Storage means for storing obtained pulse wave information may be provided. Pulse wave information stored in the storage means can be output afterwards. If pulse wave information obtained as a result of detection during a predetermined period of time is stored, the information can be output to, for example, an external apparatus for a medical diagnosis or the like to be utilized for a medical diagnosis of a user""s daily condition.
In the pulse wave detection device according to the present invention, effectiveness determination means may be provided to determine whether the ultrasound received by one of the first receiving means and the second receiving means is effective in detecting pulse wave information. The pulse wave information acquisition means acquires pulse wave information on pulse waves from the ultrasound recognized as effective by the effectiveness determination means. The effectiveness determination means determines the effectiveness of the pulse wave information signals to enable control for selectively acquiring pulse wave information from one of the first and second sensors, thereby reducing occurrence of a detection error or failure.

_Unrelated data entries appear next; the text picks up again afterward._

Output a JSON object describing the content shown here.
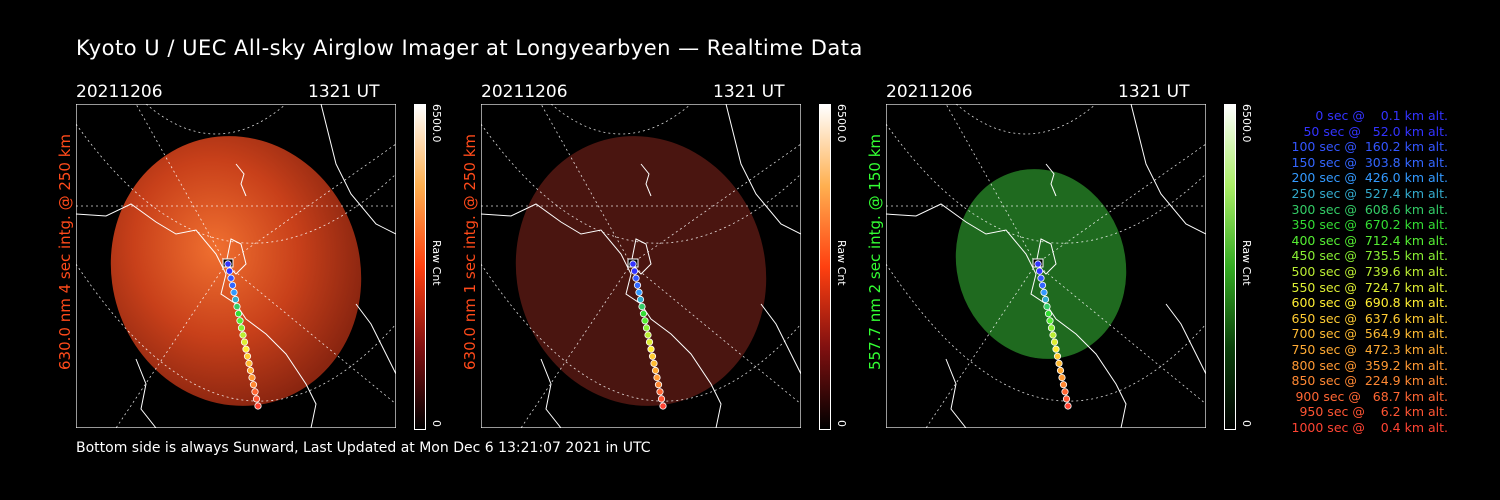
{
  "title": "Kyoto U / UEC All-sky Airglow Imager at Longyearbyen — Realtime Data",
  "footer": "Bottom side is always Sunward, Last Updated at Mon Dec  6 13:21:07 2021 in UTC",
  "panels": [
    {
      "date": "20211206",
      "ut": "1321 UT",
      "side_label": "630.0 nm 4 sec intg. @ 250 km",
      "cb_max": "6500.0",
      "cb_unit": "Raw Cnt",
      "cb_min": "0",
      "color": "#ff4a1a",
      "glow": "#e8451a"
    },
    {
      "date": "20211206",
      "ut": "1321 UT",
      "side_label": "630.0 nm 1 sec intg. @ 250 km",
      "cb_max": "6500.0",
      "cb_unit": "Raw Cnt",
      "cb_min": "0",
      "color": "#ff4a1a",
      "glow": "#5a1a10"
    },
    {
      "date": "20211206",
      "ut": "1321 UT",
      "side_label": "557.7 nm 2 sec intg. @ 150 km",
      "cb_max": "6500.0",
      "cb_unit": "Raw Cnt",
      "cb_min": "0",
      "color": "#33ff33",
      "glow": "#1f6a1f"
    }
  ],
  "legend": [
    {
      "text": "0 sec @    0.1 km alt.",
      "color": "#3333ff"
    },
    {
      "text": "50 sec @   52.0 km alt.",
      "color": "#3333ff"
    },
    {
      "text": "100 sec @  160.2 km alt.",
      "color": "#3355ff"
    },
    {
      "text": "150 sec @  303.8 km alt.",
      "color": "#3366ff"
    },
    {
      "text": "200 sec @  426.0 km alt.",
      "color": "#3399ff"
    },
    {
      "text": "250 sec @  527.4 km alt.",
      "color": "#33aacc"
    },
    {
      "text": "300 sec @  608.6 km alt.",
      "color": "#33cc66"
    },
    {
      "text": "350 sec @  670.2 km alt.",
      "color": "#33dd33"
    },
    {
      "text": "400 sec @  712.4 km alt.",
      "color": "#55ee33"
    },
    {
      "text": "450 sec @  735.5 km alt.",
      "color": "#88ee33"
    },
    {
      "text": "500 sec @  739.6 km alt.",
      "color": "#bbee33"
    },
    {
      "text": "550 sec @  724.7 km alt.",
      "color": "#ddee33"
    },
    {
      "text": "600 sec @  690.8 km alt.",
      "color": "#ffee33"
    },
    {
      "text": "650 sec @  637.6 km alt.",
      "color": "#ffcc33"
    },
    {
      "text": "700 sec @  564.9 km alt.",
      "color": "#ffbb33"
    },
    {
      "text": "750 sec @  472.3 km alt.",
      "color": "#ffaa33"
    },
    {
      "text": "800 sec @  359.2 km alt.",
      "color": "#ff9933"
    },
    {
      "text": "850 sec @  224.9 km alt.",
      "color": "#ff8833"
    },
    {
      "text": "900 sec @   68.7 km alt.",
      "color": "#ff6633"
    },
    {
      "text": "950 sec @    6.2 km alt.",
      "color": "#ff5533"
    },
    {
      "text": "1000 sec @    0.4 km alt.",
      "color": "#ff4433"
    }
  ]
}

In the pulse wave detection device according to the present invention, switching means for selectively driving the first sensor or the second sensor may be provided. The switching means selects driving of one of the first and second sensors if it is determined that the ultrasound received by one of the first receiving means and the second receiving means during driving is ineffective. Also, in the pulse wave detection device according to the present invention, the switching means may select driving of the first sensor after a lapse of a predetermined period of time from the time when the switching means selected driving of the second sensor. If this selective drive enabled by the switching means is performed, there is no need to emit ultrasound so that both the first and second sensors always receive ultrasound. Ultrasound may be emitted to be received by only one of the two sensors selectively used, and the consumption of electricity can be reduced.

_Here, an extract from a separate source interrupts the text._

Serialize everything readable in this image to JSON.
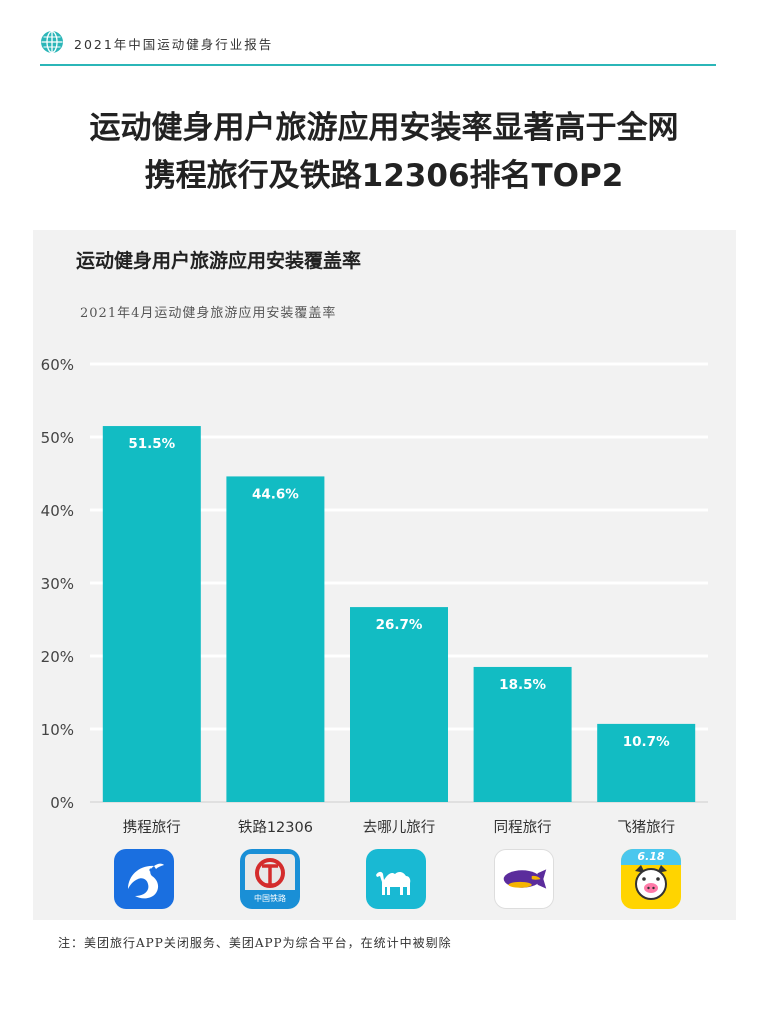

In the pulse wave detection device according to the present invention, indication means may also be provided. If the effectiveness determination means determines that both the ultrasounds received by the first receiving means and the second receiving means are ineffective, the indication means indicates this condition. This indication means enables the user using the pulse wave detection device to know whether pulse waves are being accurately detected. If the pulse wave detection device is unable to detect pulse waves due to, for example, a failure to maintain the device in the correct position, the user may press a reset button or turn off the power and then turn on the power again, thereby accurately redoing pulse wave detection.
The pulse wave detection device according to the present invention comprises a first sensor having a first transmitter to transmit ultrasound toward the radial artery, and a first receiver to receive ultrasound transmitted from said first transmitter and reflected by blood flowing in the radial artery, a second sensor having a second transmitter to transmit ultrasound toward the ulnar artery, and a second receiver to receive ultrasound transmitted from said second transmitter and reflected by blood flowing in the ulnar artery, a pulse wave information acquisition circuit to acquire pulse wave information on pulse waves from the ultrasound received by one of said first receiver and said second receiver, and an output circuit to output the pulse wave information acquired by said pulse wave information acquisition circuit.